Сергей Лебедев и Татьяна Джурова заканчивают рассказ о пьесах, вошедших в шорт-лист и их фестивальных читках.
«Будет весело и страшно» — это про вечерние читки пятого дня «Любимовки». Веселья, действительно, вышло много, а прочего — по принципу «он пугает, а мне…». Хорошо?!

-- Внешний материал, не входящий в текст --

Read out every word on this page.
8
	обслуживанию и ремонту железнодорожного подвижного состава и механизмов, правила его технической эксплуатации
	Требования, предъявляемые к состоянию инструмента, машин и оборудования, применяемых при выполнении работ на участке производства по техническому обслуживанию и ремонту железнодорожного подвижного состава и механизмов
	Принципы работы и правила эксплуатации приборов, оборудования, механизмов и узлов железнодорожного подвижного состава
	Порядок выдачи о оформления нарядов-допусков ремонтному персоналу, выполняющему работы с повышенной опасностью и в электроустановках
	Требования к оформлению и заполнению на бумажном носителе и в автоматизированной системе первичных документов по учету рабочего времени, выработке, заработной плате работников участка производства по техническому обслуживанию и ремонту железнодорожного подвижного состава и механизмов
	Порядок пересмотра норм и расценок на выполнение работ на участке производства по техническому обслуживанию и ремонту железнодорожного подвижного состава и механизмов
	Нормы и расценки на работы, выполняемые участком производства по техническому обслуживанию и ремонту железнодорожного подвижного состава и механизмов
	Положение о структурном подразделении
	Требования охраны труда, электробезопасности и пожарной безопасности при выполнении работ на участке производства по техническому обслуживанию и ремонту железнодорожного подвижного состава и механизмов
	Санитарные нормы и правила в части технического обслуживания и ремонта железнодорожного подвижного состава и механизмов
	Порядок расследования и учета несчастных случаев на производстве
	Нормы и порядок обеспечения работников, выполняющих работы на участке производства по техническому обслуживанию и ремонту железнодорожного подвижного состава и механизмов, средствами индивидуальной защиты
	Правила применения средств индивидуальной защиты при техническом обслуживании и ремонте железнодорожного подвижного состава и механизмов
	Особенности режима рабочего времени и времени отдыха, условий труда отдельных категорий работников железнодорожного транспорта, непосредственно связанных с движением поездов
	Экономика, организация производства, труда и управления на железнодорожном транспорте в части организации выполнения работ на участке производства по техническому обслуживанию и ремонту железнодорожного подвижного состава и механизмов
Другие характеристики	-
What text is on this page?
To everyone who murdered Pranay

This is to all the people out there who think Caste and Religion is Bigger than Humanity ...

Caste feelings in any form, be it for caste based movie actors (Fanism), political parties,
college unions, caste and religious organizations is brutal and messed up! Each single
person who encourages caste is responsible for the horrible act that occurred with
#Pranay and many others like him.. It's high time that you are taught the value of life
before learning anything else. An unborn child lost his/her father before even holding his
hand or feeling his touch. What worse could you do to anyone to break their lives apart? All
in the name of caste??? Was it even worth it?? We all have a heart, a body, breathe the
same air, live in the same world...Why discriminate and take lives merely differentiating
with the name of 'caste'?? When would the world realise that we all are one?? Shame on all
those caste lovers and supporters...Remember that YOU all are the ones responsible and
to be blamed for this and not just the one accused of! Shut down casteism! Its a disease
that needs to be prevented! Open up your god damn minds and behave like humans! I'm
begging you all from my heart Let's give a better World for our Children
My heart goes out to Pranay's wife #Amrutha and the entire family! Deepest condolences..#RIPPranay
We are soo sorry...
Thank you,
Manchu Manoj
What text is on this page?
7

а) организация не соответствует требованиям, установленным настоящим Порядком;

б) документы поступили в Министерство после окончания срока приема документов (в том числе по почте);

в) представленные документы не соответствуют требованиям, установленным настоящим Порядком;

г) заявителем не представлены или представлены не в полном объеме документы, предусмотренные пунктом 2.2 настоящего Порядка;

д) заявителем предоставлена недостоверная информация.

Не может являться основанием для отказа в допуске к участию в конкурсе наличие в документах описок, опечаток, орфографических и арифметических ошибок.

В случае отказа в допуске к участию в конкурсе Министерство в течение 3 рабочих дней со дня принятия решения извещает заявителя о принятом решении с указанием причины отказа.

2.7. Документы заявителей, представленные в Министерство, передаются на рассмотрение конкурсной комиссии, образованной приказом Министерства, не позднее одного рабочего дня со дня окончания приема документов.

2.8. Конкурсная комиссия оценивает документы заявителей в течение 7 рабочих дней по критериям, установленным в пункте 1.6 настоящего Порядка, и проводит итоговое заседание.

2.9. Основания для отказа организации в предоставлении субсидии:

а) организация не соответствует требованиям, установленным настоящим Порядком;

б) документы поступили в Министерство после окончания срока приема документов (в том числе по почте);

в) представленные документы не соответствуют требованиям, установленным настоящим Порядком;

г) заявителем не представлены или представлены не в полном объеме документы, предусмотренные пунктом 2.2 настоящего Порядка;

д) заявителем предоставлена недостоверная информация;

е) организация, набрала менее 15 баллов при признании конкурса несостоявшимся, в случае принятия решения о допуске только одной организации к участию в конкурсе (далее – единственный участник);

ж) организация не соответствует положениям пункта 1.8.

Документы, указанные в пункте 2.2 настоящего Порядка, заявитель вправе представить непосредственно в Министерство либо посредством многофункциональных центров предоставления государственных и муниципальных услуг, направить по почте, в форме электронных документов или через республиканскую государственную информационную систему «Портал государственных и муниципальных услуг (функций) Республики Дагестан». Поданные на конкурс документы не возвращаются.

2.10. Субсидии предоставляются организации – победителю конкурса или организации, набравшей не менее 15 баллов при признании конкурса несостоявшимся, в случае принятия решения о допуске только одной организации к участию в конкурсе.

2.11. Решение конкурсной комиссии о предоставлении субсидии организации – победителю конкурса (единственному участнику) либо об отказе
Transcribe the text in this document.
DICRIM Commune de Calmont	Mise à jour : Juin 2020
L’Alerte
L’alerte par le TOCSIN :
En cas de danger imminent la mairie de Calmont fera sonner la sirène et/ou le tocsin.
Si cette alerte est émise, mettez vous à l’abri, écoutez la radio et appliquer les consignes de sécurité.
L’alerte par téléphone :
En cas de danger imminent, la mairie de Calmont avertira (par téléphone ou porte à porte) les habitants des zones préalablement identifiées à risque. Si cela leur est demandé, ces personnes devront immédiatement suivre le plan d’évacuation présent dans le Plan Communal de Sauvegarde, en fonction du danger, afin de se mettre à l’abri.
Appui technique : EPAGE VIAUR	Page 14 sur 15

Пьесу белорусского драматурга Андрея Иванова «Это все она» представил режиссер Владимир Скворцов. Взаимоотношения матери и сына — их конфликт в реальной жизни и любовный роман в виртуальной — он и показал как две самостоятельные, нигде не стыкующиеся линии. Враждует меж собой одна пара актеров, милуется в Сети — другая. А в Сеть мать отправилась для того, чтобы: а) развеять свои опасения, что сын гей, и б)найти общий язык с ребенком. Экстерном пройдя курс молодого гота, она зарегистрировалась в соцсетипод именем Тоффи. Сын обитает здесь же как Тауэрский Ворон, пишет стихи, а в свободное время гуляет по заброшенному заводу. Для поддержания бесед и мать вспоминает молодость: по ночам шляется по заводским цехам и даже пишет стихи. Оторвавшись же от компьютеров, они с еще большим ожесточением делают друг другу гадости. Обман, понятно, рано или поздно должен раскрыться…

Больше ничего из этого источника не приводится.